Scholz’s coalition government has just reached a deal on its 2024 budget following weeks of tense negotiations. The cabinet agreed to keep existing debt restrictions while cutting the operational costs of various departments and slashing certain climate-related subsidies. Further military and financial aid to Kiev was still named as one of Berlin’s top priorities, alongside Germany’s green-economy transformation and the strengthening of social cohesion.

“I will advocate sustainable, reliable support for Ukraine, because it is about the security of Europe,” Scholz told the Lower House of parliament, the Bundestag. According to the chancellor, Berlin plans to spend €8 billion ($8.63 billion) on arms for Kiev next year, along with an unspecified amount of money allocated for financial aid to the Ukrainian budget, and another €6 billion ($6.47 billion) to support Ukrainian refugees living in Germany.

He also admitted that international support for Kiev was waning and might force Berlin to spend even more of its funds to aid Ukraine. Russia is supposedly counting on Kiev’s Western backers abandoning Ukraine, he added, and “the danger that calculation could work cannot be dismissed.”

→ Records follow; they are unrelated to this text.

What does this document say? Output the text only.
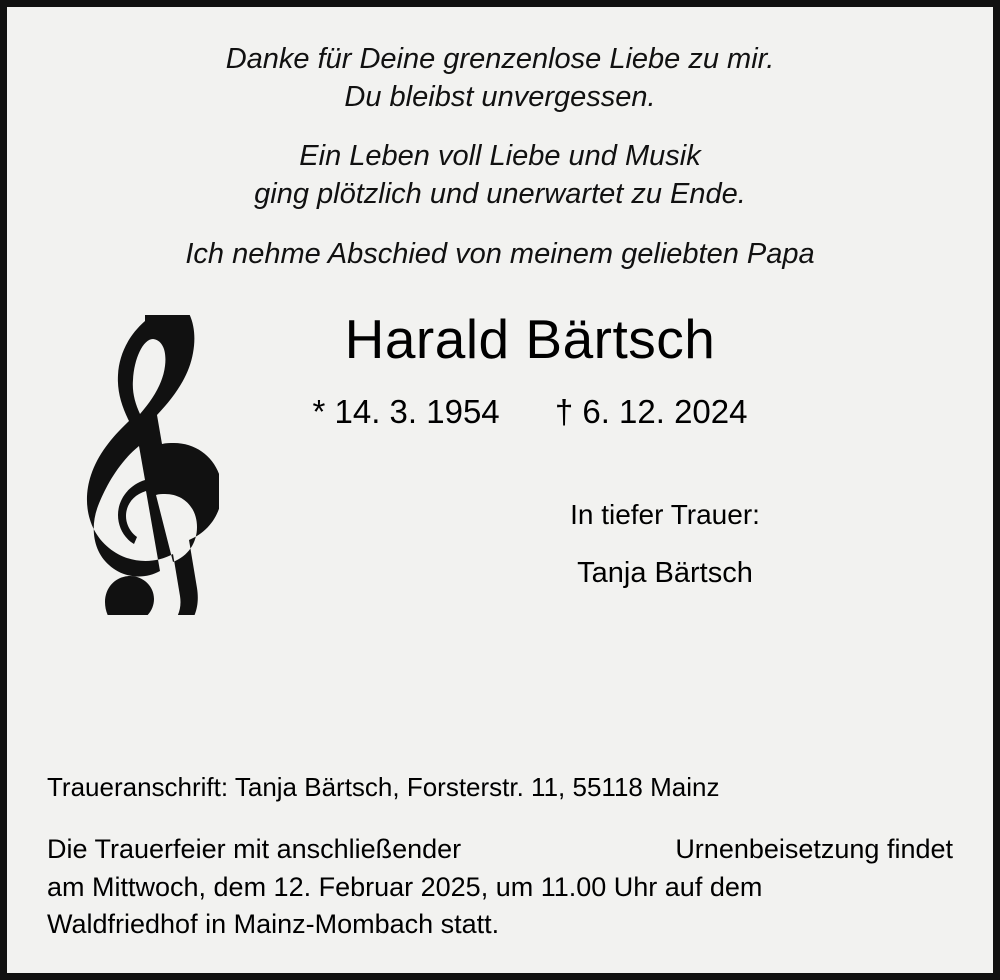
Danke für Deine grenzenlose Liebe zu mir.
Du bleibst unvergessen.
Ein Leben voll Liebe und Musik
ging plötzlich und unerwartet zu Ende.
Ich nehme Abschied von meinem geliebten Papa
Harald Bärtsch
* 14. 3. 1954 † 6. 12. 2024
In tiefer Trauer:
Tanja Bärtsch
Traueranschrift: Tanja Bärtsch, Forsterstr. 11, 55118 Mainz
Die Trauerfeier mit anschließender	Urnenbeisetzung findet
am Mittwoch, dem 12. Februar 2025, um 11.00 Uhr auf dem
Waldfriedhof in Mainz-Mombach statt.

“It is… clear that, if the situation worsens… because other supporters withdraw their aid, then we have to react to it,” Scholz explained, adding that doing so might require the government to trigger a special emergency clause and circumvent legislation on the national debt.

“We have already decided to propose a debt-brake exception resolution in the Bundestag” in case of such a development, the chancellor said. Enacted in 2009, a fiscal rule known as the ‘debt brake’ in Germany limits the national budget deficit to 0.35% of the GDP and restricts the issuance of new government bonds. A special clause still allows the government to bypass these restrictions in case of an “unforeseen emergency.”

Scholz’s cabinet already faced what was called a “no-debt crisis” in November when the German constitutional court ruled its 2024 budget to be illegal due to violating this debt-brake rule and banned the government from repurposing unused Covid-19 funds.

The chancellor’s plan was blasted by the opposition as “financial trickery” as lawmakers accused him of essentially abusing the legal loopholes to push for more aid for Kiev. “What you have presented as an orderly procedure has been a tangible government crisis,” Friedrich Merz, the leader of the biggest opposition party, the Christian Democratic Union (CDU), said in response to Scholz.

“We won’t let this trick go through,” he added. The CDU chief also said that the situation in Ukraine was becoming increasingly “more dramatic.” “You know that, under the current circumstances, this country has no chance at all of winning this war,” he told Scholz.

Another prominent MP and a former transport and infrastructure minister, Alexander Dorbrindt, accused Scholz of being willing to literally throw the German budget into chaos for the sake of aiding Kiev. “You are not the solution to the budget problem, you are the budget chaos per se,” he told the chancellor, adding that the government “will never get our consent” to bypassing the debt-brake rule.